這座城市在運轉。不是被規則驅動的運轉——是被人的選擇驅動的運轉。
“你不打算回去了嗎?”江書的聲音從身後傳來。
季讓轉過身。她還坐在長椅上,手裡握著那本舊筆記本,手指無意識地摩挲著封麵磨損的邊緣。
“回去哪裡?”
“現實世界。你現在隨時可以離開——係統不再強製任何人留在這裡。通關的傳送門已經開放了。”

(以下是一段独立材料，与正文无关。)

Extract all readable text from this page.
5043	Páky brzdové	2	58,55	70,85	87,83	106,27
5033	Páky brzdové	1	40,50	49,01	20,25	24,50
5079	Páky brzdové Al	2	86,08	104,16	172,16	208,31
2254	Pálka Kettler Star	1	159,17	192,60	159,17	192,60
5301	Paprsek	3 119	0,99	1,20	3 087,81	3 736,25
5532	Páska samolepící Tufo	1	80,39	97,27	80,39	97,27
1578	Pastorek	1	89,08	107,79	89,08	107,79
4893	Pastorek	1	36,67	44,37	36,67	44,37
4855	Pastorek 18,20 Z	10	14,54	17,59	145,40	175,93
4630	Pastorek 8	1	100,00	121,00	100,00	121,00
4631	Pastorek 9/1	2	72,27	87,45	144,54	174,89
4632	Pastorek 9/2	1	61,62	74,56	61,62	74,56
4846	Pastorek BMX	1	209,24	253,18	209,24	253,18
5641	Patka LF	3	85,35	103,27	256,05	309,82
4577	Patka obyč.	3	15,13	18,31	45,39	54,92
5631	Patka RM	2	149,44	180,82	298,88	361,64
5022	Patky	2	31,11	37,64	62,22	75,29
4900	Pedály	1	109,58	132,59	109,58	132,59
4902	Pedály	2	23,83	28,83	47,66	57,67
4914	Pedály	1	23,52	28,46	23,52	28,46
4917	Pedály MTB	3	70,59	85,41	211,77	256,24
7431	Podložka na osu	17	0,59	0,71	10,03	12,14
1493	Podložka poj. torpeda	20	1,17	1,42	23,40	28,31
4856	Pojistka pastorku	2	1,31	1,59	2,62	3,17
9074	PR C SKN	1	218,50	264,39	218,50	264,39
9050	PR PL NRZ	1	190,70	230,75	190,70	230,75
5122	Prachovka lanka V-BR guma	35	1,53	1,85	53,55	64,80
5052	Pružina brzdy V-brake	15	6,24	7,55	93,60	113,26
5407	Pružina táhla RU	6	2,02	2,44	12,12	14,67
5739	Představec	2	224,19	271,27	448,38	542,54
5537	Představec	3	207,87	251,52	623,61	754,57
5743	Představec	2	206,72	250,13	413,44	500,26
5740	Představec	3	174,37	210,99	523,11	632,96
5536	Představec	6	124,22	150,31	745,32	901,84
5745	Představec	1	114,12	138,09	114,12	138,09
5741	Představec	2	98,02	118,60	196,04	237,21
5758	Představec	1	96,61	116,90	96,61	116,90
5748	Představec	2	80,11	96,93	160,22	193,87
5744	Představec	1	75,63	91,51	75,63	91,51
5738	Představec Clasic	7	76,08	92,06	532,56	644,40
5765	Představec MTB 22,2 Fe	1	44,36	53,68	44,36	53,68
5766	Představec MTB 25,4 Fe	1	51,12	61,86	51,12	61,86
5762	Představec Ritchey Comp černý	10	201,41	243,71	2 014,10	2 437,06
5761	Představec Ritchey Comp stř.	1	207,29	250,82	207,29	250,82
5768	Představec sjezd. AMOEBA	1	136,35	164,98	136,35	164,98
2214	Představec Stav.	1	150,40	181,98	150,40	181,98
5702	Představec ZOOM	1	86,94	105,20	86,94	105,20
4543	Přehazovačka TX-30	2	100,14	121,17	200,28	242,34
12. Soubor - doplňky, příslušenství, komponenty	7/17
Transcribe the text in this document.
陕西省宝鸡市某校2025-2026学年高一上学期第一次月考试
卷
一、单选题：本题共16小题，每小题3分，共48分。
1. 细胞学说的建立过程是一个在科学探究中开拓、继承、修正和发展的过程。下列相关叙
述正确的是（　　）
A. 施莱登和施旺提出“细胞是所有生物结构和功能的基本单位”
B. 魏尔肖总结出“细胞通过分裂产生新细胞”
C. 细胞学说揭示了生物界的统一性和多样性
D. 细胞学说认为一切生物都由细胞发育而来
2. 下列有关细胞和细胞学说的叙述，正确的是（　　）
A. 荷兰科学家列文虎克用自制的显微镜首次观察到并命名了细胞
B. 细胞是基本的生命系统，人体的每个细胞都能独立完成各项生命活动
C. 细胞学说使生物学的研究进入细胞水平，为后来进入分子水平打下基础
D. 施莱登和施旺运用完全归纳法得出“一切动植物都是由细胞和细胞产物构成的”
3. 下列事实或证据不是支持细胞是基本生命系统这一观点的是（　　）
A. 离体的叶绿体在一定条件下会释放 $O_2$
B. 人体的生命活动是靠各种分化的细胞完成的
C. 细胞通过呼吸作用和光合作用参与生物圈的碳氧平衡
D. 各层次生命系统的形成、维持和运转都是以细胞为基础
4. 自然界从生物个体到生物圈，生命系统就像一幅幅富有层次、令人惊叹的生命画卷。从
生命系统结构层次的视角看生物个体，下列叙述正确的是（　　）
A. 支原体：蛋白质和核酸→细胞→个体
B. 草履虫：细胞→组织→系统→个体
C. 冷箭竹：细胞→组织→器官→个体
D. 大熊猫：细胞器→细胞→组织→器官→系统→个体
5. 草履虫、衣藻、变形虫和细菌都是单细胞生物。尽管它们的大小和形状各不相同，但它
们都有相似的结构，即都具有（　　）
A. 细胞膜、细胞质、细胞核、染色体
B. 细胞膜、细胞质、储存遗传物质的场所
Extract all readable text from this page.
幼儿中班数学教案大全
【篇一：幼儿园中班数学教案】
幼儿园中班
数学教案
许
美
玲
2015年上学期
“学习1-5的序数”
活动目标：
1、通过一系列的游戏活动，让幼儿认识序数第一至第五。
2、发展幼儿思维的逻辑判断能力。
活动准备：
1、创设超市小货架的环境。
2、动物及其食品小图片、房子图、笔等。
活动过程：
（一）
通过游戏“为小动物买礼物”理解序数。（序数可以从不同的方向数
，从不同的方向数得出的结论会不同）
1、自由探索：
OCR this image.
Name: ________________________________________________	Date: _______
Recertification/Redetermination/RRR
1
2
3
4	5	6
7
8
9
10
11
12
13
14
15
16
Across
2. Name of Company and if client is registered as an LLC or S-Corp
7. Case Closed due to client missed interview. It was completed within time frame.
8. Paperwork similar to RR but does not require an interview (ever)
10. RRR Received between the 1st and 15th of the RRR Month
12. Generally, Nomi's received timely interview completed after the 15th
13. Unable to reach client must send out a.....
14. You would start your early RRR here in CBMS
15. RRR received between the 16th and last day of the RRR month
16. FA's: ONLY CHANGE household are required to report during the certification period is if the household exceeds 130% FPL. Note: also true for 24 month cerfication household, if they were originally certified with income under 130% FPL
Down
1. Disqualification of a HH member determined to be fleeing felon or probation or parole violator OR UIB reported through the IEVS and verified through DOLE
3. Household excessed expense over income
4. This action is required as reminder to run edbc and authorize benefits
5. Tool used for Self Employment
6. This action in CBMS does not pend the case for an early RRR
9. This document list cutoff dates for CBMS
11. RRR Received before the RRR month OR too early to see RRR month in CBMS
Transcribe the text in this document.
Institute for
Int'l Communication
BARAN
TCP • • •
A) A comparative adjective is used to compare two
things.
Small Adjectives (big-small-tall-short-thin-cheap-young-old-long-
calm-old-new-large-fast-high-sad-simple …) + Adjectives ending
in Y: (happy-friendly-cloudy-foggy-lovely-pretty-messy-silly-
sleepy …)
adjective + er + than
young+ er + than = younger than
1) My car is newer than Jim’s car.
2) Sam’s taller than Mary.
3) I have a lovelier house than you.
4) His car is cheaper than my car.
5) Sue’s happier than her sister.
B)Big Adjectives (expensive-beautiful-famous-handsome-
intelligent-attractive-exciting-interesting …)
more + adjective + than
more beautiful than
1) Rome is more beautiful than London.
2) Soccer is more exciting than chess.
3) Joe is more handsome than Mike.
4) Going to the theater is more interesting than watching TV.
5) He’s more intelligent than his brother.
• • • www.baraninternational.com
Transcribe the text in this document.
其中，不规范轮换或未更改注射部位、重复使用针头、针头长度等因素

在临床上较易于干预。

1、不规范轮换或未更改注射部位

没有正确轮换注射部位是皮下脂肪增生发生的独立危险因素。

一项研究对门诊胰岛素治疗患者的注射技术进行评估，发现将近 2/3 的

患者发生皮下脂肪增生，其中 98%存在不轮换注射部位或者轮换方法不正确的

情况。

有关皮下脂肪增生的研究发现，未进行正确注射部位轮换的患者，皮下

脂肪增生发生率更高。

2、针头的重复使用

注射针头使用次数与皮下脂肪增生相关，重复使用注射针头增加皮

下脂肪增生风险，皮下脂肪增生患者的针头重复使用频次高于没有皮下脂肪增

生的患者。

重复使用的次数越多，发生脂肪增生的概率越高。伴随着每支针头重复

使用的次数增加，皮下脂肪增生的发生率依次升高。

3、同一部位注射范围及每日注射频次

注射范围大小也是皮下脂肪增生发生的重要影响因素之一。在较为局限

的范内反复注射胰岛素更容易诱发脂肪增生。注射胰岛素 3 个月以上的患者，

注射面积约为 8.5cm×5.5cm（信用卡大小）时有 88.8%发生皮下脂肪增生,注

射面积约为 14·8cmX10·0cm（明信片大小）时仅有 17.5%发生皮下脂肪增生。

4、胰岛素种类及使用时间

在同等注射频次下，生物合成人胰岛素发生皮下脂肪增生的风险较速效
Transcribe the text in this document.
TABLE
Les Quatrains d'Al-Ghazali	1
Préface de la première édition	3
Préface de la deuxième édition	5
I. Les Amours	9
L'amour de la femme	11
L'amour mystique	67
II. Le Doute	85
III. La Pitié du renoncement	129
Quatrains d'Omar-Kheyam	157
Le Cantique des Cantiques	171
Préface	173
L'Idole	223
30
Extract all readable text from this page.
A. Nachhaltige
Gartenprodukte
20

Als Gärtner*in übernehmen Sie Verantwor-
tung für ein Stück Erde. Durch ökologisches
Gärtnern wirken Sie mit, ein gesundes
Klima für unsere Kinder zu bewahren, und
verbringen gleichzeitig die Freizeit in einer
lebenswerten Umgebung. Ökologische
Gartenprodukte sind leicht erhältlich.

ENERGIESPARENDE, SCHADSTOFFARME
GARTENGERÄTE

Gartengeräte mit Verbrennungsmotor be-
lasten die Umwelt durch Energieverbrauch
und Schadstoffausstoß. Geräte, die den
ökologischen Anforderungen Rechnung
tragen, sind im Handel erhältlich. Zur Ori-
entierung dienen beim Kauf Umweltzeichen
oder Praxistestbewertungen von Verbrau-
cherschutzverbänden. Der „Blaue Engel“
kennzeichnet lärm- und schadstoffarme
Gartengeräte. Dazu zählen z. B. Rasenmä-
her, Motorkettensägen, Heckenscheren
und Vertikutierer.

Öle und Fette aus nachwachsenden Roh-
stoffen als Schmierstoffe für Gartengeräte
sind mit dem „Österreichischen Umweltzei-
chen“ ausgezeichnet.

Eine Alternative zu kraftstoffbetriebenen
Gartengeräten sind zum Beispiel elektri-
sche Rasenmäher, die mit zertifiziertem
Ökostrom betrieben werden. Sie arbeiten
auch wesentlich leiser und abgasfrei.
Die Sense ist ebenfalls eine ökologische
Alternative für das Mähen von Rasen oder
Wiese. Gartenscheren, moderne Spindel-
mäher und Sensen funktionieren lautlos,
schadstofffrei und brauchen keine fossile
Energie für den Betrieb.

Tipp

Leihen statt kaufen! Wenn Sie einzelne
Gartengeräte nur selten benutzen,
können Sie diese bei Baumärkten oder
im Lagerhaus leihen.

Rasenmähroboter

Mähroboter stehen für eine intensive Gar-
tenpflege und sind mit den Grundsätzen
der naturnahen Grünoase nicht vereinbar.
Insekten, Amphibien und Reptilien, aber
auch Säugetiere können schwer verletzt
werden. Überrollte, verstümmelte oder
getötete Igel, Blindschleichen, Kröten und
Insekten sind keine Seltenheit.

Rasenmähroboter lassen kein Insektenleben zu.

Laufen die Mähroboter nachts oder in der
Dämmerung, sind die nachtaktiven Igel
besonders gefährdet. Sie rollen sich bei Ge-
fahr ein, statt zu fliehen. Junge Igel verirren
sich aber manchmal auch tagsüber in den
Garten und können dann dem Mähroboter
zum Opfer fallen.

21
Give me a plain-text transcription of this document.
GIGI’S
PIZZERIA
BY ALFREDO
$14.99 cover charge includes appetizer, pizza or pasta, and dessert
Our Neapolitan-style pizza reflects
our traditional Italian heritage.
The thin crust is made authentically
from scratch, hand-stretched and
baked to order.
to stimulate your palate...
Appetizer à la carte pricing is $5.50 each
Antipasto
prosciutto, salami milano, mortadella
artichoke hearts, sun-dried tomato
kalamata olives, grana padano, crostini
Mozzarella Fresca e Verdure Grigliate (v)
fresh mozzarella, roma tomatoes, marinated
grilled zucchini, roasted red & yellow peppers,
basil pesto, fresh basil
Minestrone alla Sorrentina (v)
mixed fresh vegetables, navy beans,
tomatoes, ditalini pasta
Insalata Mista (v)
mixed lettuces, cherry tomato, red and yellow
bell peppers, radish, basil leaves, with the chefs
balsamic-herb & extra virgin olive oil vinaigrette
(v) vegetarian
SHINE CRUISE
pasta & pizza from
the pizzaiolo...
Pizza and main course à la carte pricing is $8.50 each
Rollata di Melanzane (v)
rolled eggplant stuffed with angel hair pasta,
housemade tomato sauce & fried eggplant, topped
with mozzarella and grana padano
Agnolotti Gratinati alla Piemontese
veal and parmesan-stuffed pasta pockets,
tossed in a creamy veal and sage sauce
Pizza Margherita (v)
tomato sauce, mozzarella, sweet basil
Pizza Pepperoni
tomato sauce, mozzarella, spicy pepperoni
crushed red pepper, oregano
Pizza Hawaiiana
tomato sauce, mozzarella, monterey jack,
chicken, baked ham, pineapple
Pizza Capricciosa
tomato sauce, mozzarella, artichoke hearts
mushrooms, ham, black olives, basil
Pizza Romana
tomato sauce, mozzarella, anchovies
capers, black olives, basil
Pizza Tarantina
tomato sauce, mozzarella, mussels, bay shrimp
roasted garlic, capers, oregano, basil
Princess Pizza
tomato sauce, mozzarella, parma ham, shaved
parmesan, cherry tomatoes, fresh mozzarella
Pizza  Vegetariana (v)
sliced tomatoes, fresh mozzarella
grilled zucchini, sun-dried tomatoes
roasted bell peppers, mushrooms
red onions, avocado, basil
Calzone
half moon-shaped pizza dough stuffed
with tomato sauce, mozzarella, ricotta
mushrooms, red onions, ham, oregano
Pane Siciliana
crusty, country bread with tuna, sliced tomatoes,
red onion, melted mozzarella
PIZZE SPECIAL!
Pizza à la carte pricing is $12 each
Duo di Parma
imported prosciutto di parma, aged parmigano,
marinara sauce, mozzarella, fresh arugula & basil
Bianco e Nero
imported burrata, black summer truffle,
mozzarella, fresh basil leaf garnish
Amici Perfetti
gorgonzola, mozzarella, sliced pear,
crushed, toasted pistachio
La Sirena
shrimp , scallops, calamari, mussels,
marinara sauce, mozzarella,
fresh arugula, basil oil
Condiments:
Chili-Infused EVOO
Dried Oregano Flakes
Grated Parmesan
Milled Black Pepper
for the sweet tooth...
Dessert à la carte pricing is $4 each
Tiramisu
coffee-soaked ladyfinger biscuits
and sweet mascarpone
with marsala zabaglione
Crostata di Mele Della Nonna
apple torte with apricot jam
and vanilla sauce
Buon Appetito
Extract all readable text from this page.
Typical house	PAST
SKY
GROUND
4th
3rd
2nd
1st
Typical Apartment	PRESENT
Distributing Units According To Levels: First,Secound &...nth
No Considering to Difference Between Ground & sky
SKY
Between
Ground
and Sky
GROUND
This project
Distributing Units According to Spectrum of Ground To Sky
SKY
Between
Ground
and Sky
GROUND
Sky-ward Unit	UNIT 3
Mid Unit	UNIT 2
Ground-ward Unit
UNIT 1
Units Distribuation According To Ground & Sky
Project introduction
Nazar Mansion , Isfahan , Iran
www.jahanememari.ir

季讓靠在窗台上,看著檔案室裡堆滿舊檔案的架子。“我在這裡還有事情冇做完。”
“什麼事情?”
“方程要我補數據。段剛要重建不屈者戰團。陳寧要幫安全區的玩家適應新規則。陳安在幫沈淵整理塔裡的稿紙——那些修改了三年、從來冇被任何人看到的規則草案。每個人都在做自己要做的事。”他頓了頓,“而白露——我還冇有真正見過她。我隻在水池裡看到了她的名字,看到了她父親的眼淚。那不夠。”
江書低下頭,翻開手裡的筆記本。她翻過那些寫滿季讓名字的頁麵,翻到最後一頁空白。她從口袋裡拿出一支筆——筆桿是舊的,筆尖有些分叉,和他在灰塔區閱覽室裡用過的那支一模一樣。她在空白頁上畫了一個問號,然後把筆遞給他。
“你先做你的事。我在這裡等你。”
季讓接過那支筆。他在問號旁邊畫了一個分號——不是句號,是分號。分號代表故事還冇結束。
“不用等太久。”他說。
段剛在天亮之前就醒了。
不是被係統的廣播吵醒的——係統已經好幾天冇有發過強製廣播了。是習慣。他在消防站的那些年養成的生物鐘比任何鬧鐘都精準,天還冇亮身體就知道該起來檢查裝備。在裁決之城冇有消防車,冇有水帶,冇有呼救器,但他還是每天這個點醒。醒來之後第一件事是確認小七還在呼吸——她在床墊上縮成一團,被子裹得像個繭,隻露出半張臉。她睡覺的時候嘴巴會微微張開,像是在夢裡也在嘗試說什麼。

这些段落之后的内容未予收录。